While we will discuss uncertainty more formally in a later chapter, it is worth noting here that the level of certainty necessary to answer a modeling question depends on more than just the specificy of the question. Here we discuss a few questions to ask yourself to help determine how much certainty is needed.

What are the consequences of making an incorrect conclusion? If the consequences are innocuous—say, yours is a proof-of-concept effort—then a great deal of certainty is not needed. The HIV/AIDS example we saw above sought to provide a potential explanation for observed phenomena, and suggested further work. An incorrect conclusion in that example might mean contradictory evidence would be found that refuted the original study: This would still be a net win for the scientific community. However, a model aimed at making patient-specific predictions for surgical decisions would obviously have greater consequence. These higher consequences would demand a higher level of certainty.

Analogy: The Legal System

In the United States legal system, there exist different “standards of proof”—codified levels of certainty. These standards are used for different types of legal cases, carrying different consequences. For instance; the highest standard “beyond reasonable doubt” is reserved for criminal cases, where the liberty of an individual is at stake [Bla68]. For civil cases the consequences involve financial damages; these relatively lower-stakes mean a lower standard of certainty is used: “preponderance of the evidence” (colloquially, “more probable than not”) [Bla68].

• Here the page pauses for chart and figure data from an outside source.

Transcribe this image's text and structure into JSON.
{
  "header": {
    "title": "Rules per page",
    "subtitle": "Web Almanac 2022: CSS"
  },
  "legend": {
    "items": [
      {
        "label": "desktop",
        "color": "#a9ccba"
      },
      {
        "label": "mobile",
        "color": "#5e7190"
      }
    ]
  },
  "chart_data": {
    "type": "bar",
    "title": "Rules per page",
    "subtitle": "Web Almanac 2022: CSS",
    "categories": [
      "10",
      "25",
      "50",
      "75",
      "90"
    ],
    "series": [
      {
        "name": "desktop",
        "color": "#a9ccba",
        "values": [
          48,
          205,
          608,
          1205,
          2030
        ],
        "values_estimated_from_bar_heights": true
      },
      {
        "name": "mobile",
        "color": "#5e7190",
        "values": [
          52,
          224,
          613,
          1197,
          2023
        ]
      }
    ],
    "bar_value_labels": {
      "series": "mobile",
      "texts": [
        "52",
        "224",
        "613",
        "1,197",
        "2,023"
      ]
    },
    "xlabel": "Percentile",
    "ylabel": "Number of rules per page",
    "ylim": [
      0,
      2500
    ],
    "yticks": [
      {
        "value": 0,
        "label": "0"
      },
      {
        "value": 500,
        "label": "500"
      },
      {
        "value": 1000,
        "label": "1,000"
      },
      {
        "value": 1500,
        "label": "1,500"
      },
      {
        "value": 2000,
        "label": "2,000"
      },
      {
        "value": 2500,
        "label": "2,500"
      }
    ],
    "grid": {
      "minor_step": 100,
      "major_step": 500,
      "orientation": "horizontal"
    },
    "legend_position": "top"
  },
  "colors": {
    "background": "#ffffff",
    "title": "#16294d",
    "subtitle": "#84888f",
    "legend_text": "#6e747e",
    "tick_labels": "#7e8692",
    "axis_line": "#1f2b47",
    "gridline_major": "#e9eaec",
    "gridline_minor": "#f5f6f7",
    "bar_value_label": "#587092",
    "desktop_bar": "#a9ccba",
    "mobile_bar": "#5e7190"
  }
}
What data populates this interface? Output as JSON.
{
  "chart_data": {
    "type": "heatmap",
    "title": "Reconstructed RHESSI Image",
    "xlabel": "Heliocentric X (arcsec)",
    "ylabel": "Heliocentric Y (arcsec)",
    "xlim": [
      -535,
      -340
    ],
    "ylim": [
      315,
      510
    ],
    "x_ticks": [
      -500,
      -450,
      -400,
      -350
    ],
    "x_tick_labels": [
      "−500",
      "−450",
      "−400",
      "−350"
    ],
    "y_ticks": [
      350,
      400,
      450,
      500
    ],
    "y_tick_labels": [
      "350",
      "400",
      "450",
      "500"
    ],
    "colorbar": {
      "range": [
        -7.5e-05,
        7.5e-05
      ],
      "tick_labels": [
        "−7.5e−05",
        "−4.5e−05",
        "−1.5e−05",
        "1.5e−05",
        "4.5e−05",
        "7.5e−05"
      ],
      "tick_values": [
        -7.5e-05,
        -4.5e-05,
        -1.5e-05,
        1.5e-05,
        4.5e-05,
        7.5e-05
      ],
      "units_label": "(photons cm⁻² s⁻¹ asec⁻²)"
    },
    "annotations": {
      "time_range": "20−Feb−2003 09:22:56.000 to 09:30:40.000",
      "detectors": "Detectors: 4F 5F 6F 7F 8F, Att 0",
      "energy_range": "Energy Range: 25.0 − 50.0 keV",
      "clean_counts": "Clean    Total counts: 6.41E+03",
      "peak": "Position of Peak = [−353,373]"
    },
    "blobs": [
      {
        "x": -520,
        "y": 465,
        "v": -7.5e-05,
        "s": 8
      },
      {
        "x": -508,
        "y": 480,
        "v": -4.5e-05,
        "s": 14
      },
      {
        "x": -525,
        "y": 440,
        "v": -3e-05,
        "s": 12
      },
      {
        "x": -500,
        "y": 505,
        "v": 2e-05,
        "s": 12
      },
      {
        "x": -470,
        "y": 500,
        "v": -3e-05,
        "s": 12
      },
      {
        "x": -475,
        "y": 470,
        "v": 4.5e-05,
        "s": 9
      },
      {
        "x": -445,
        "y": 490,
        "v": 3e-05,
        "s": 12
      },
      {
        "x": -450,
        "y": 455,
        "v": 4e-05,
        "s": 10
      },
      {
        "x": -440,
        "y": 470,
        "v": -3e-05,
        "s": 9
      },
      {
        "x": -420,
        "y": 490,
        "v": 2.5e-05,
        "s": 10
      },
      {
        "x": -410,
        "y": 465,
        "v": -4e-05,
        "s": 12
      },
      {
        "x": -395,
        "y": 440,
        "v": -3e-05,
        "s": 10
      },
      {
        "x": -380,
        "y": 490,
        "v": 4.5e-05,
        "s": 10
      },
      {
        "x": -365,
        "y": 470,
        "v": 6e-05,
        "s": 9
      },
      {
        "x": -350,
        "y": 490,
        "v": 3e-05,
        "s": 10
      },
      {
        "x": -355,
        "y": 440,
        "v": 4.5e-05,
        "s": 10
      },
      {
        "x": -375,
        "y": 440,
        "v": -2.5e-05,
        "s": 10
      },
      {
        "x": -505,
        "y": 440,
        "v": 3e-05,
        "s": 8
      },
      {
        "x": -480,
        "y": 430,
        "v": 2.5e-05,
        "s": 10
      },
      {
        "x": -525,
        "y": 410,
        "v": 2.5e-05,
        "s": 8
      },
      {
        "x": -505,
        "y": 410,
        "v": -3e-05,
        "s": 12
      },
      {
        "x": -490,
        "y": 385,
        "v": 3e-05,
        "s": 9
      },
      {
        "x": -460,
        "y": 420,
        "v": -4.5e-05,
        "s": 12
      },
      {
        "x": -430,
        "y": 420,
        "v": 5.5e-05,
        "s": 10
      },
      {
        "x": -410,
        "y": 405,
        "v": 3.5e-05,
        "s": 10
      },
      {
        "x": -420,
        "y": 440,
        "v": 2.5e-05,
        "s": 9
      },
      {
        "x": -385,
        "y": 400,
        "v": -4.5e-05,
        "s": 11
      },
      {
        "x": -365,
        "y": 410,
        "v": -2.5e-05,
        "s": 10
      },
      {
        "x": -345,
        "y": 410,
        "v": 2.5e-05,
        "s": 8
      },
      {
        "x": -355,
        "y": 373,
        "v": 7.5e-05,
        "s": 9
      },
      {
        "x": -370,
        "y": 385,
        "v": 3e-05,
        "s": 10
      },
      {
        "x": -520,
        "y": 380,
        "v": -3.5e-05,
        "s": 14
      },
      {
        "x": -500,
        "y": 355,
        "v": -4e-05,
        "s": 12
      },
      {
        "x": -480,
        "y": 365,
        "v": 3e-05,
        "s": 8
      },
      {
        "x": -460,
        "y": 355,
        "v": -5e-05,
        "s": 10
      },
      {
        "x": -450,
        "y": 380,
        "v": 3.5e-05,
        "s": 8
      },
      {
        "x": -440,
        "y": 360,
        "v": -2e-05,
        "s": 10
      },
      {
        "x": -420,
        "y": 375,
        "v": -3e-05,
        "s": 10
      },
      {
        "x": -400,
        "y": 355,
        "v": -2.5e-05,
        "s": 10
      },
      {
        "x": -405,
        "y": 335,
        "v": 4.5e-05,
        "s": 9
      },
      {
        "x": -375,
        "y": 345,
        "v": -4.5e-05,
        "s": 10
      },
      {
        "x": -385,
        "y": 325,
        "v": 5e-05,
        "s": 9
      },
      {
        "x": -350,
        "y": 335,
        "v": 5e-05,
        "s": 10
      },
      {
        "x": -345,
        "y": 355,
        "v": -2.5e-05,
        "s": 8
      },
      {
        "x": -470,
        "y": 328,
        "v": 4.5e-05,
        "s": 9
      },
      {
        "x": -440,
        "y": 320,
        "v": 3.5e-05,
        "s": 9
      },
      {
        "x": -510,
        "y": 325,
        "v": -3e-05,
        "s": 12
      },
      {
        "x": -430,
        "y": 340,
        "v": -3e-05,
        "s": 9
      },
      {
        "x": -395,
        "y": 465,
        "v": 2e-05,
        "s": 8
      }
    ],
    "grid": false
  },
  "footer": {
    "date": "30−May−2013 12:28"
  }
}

What have we learned so far? It is rare to be able to state a specific, numeric level of required certainty for a given modeling question a priori. More frequently, you will discover a lack of certainty through the modeling process. At this point, you will likely need to gather more information (to reduce uncertainty) or change your modeling question (to acknowledge limitations). It is worth keeping in mind that modeling is an iterative process, as we’ll discuss further below.

Do you have an answer? Sometimes in evaluating the certainty necessary for a particular question, you may find that the present uncertainty is intolerable because you simply do not have the means to answer the question. In these cases, you should be honest with yourself and any stakeholders; as Saltelli et al. [SBB+20] write in their modeler’s manifesto, “Experts should have the courage to respond that ‘there is no number-answer to your question’.”

3.6. Use the Model, Iterate as Necessary

Through following the process above, you will define a modeling question along with a relevant model. With all of this work in-place, you should be positioned to answer your question. However, it is common to discover previously unknown wrinkles while working through the modeling process. Perhaps you will determine that your original modeling question was ill-posed: that you need to refine your question. Or you may discover during information gathering that there are additional quantities of interest that you should consider.

You should expect to iterate on any and all pieces of the modeling process.

The steps in this process are not simply boxes to check in a linear process, but rather broad activity areas that you should expect to visit and revisit. Often, practical time constraints will factor into deciding when to stop, but ideally the process ends when your certainty in the model’s answer is sufficient for the modeling question.